I am assuming that the evidence the commenter wanted me to deal with is Archbishop Weisberger's announcement that the CCCB finds no wrong doing by D&P. (If there is other evidence I'm supposed to be considering, please point me in the right direction and I will analyze it as well.)

Analysis

As I stated on March 20, in a civil case (which is what this would be) the burden on proof is on the persona making the allegations to prove on the balance of probabilities that their allegations are true. The civil standard of balance of probabilities means 51%; it does not mean beyond a reasonable doubt. The defendant side (D&P because the allegations were made against them) has to show an equally plausible alternative argument to win the case.

My point on March 20 was that D&P had not done that- they had not refuted the allegations, just denied them, so Lifesite won the civil case.

The report of the investigation carried out by the CCCB has not become public yet, and as far as I can determine, the CCCB does not plan to release it to the public. Without reading that report, and analyzing its evidentiary value, D&P has not refuted the allegations. Bishop Weisberger has simply made a statement that the investigation finds no wrongdoing by D&P. He is entitled to make that statement, but no court in the common law system would accept that pronouncement as evidence. In fact, an unsubstantiated statement would never be admitted to be heard in a court case at all. The court would need to see the report, and would not likely even allow the Archbishop to testify; they would tell him to submit the report. Without the report, his statement is simply a hollow denial.

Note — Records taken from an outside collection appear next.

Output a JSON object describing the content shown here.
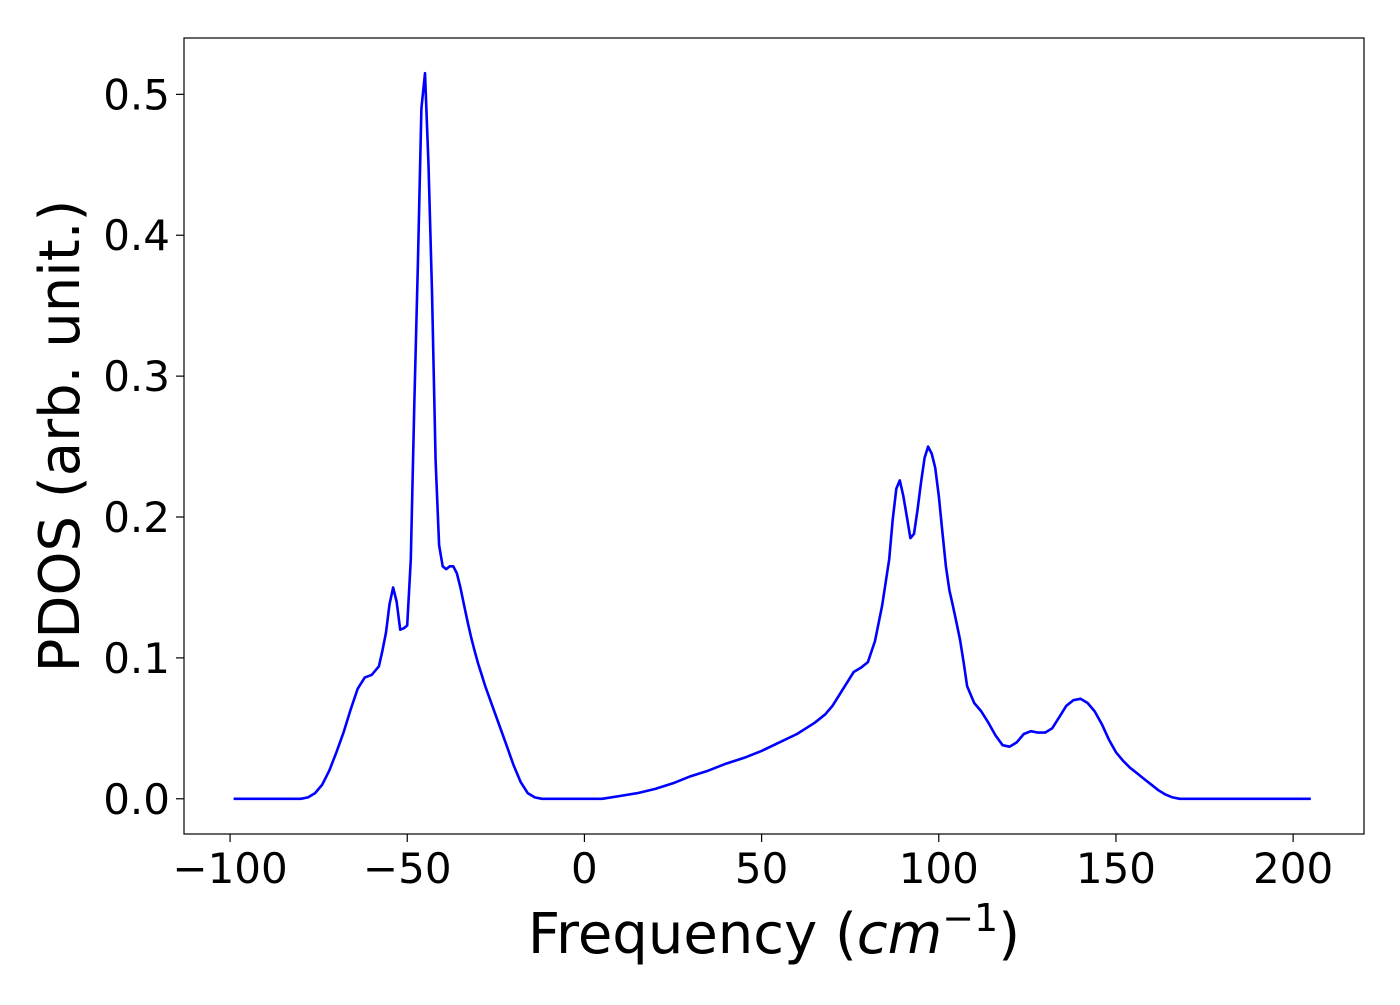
{
  "chart_data": {
    "type": "line",
    "title": "",
    "xlabel": "Frequency",
    "xlabel_unit_base": "cm",
    "xlabel_unit_exp": "−1",
    "ylabel": "PDOS (arb. unit.)",
    "xlim": [
      -113,
      220
    ],
    "ylim": [
      -0.025,
      0.54
    ],
    "xticks": [
      -100,
      -50,
      0,
      50,
      100,
      150,
      200
    ],
    "xtick_labels": [
      "−100",
      "−50",
      "0",
      "50",
      "100",
      "150",
      "200"
    ],
    "yticks": [
      0.0,
      0.1,
      0.2,
      0.3,
      0.4,
      0.5
    ],
    "ytick_labels": [
      "0.0",
      "0.1",
      "0.2",
      "0.3",
      "0.4",
      "0.5"
    ],
    "grid": false,
    "legend": "none",
    "series": [
      {
        "color": "#0000ff",
        "x": [
          -99,
          -90,
          -80,
          -78,
          -76,
          -74,
          -72,
          -70,
          -68,
          -66,
          -64,
          -62,
          -60,
          -58,
          -57,
          -56,
          -55,
          -54,
          -53,
          -52,
          -51,
          -50,
          -49,
          -48,
          -47,
          -46,
          -45,
          -44,
          -43,
          -42,
          -41,
          -40,
          -39,
          -38,
          -37,
          -36,
          -35,
          -34,
          -33,
          -32,
          -31,
          -30,
          -29,
          -28,
          -26,
          -24,
          -22,
          -20,
          -18,
          -16,
          -14,
          -12,
          -10,
          -8,
          -6,
          -4,
          0,
          5,
          10,
          15,
          20,
          25,
          30,
          35,
          40,
          45,
          50,
          55,
          60,
          65,
          68,
          70,
          72,
          74,
          76,
          78,
          80,
          82,
          84,
          86,
          87,
          88,
          89,
          90,
          91,
          92,
          93,
          94,
          95,
          96,
          97,
          98,
          99,
          100,
          101,
          102,
          103,
          104,
          105,
          106,
          107,
          108,
          110,
          112,
          114,
          116,
          118,
          120,
          122,
          124,
          126,
          128,
          130,
          132,
          134,
          136,
          138,
          140,
          142,
          144,
          146,
          148,
          150,
          152,
          154,
          156,
          158,
          160,
          162,
          164,
          166,
          168,
          170,
          172,
          174,
          176,
          178,
          180,
          182,
          184,
          186,
          190,
          200,
          205
        ],
        "y": [
          0.0,
          0.0,
          0.0,
          0.001,
          0.004,
          0.01,
          0.02,
          0.033,
          0.047,
          0.063,
          0.078,
          0.086,
          0.088,
          0.094,
          0.105,
          0.118,
          0.138,
          0.15,
          0.14,
          0.12,
          0.121,
          0.123,
          0.17,
          0.28,
          0.38,
          0.49,
          0.515,
          0.45,
          0.36,
          0.24,
          0.18,
          0.165,
          0.163,
          0.165,
          0.165,
          0.16,
          0.15,
          0.138,
          0.126,
          0.115,
          0.105,
          0.096,
          0.088,
          0.08,
          0.066,
          0.052,
          0.038,
          0.024,
          0.012,
          0.004,
          0.001,
          0.0,
          0.0,
          0.0,
          0.0,
          0.0,
          0.0,
          0.0,
          0.002,
          0.004,
          0.007,
          0.011,
          0.016,
          0.02,
          0.025,
          0.029,
          0.034,
          0.04,
          0.046,
          0.054,
          0.06,
          0.066,
          0.074,
          0.082,
          0.09,
          0.093,
          0.097,
          0.112,
          0.137,
          0.17,
          0.198,
          0.22,
          0.226,
          0.215,
          0.2,
          0.185,
          0.188,
          0.205,
          0.225,
          0.242,
          0.25,
          0.245,
          0.235,
          0.215,
          0.19,
          0.165,
          0.148,
          0.137,
          0.125,
          0.113,
          0.097,
          0.08,
          0.068,
          0.062,
          0.054,
          0.045,
          0.038,
          0.037,
          0.04,
          0.046,
          0.048,
          0.047,
          0.047,
          0.05,
          0.058,
          0.066,
          0.07,
          0.071,
          0.068,
          0.062,
          0.053,
          0.042,
          0.033,
          0.027,
          0.022,
          0.018,
          0.014,
          0.01,
          0.006,
          0.003,
          0.001,
          0.0,
          0.0,
          0.0,
          0.0,
          0.0,
          0.0,
          0.0,
          0.0,
          0.0,
          0.0,
          0.0,
          0.0,
          0.0
        ]
      }
    ]
  }
}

The purpose of my March 20 post was to analyze the situation from a legal perspective- the law does not take into account the Church hierarchy and authority- it simply looks at the facts and evidence and analyzes them. Without the key piece of evidence (the report) the situation has not changed since my post of March 20, so neither can my conclusion.

In fact, more allegations have been made since that post- a total of 19 D&P partners are alleged to support abortion. The Peruvian Bishops Commission on the Family has released a public letter (here) asking the CCCB to withdraw support to 3 groups in Peru because of their support of abortion. This story has been picked up by Vatican Radio (here). These developments, along with others I've posted about in the last months, give more credence to Lifesite than they do to D&P.

Conclusion

Remember that this is an exercise in analyzing this situation under Canadian law as if it were an actual civil case, I am compelled to stand by my conclusion of March 20. D&P has not produced any evidence that refutes the allegations.

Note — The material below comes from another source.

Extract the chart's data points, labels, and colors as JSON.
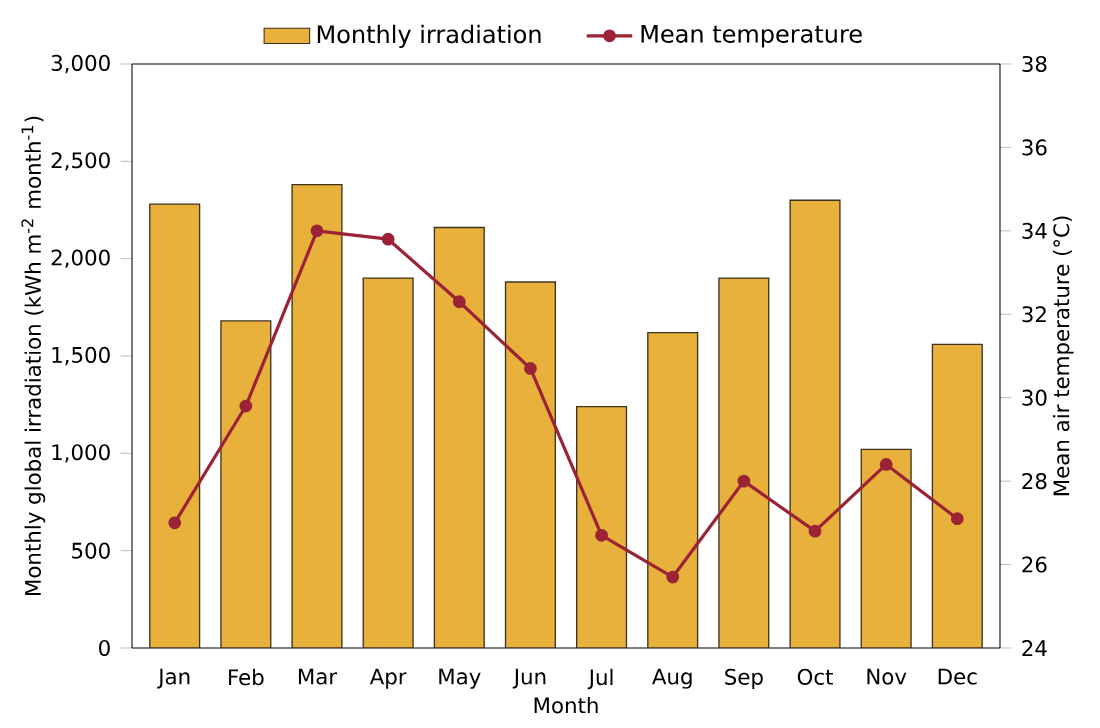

Lifesite's allegations were all cited- you could examine the evidence for yourself. D&P and the CCCB have not produced any evidence against which to test their assertions. That's why Lifesite wins this if it's treated as a civil case.

I am more than willing to revisit this again if more evidence comes to light, but it needs to be evidence- like the CCCB's report. Until I find that evidence, this is the conclusion I have to draw. If you think there is evidence that I've forgotten about, please let me know- either in the comments section or by e-mail to catholiclawstudent@gmail.com.

1 comment:

Steven said...

Hi Sarah,

Now that the CCCB report has been released, would this change your analysis? I saw your post/analysis form July 1, but it doesn't seem to approach the subject from the perspective of your legal training (as you did in March).

In this post, you say that Archbishop Weisgerber's public declarations were "an unsubstantiated statement that would never be admitted to be heard in a court case at all." How would you characterize the CCCB report, given that it doesn't really address the evidence presented against D&P?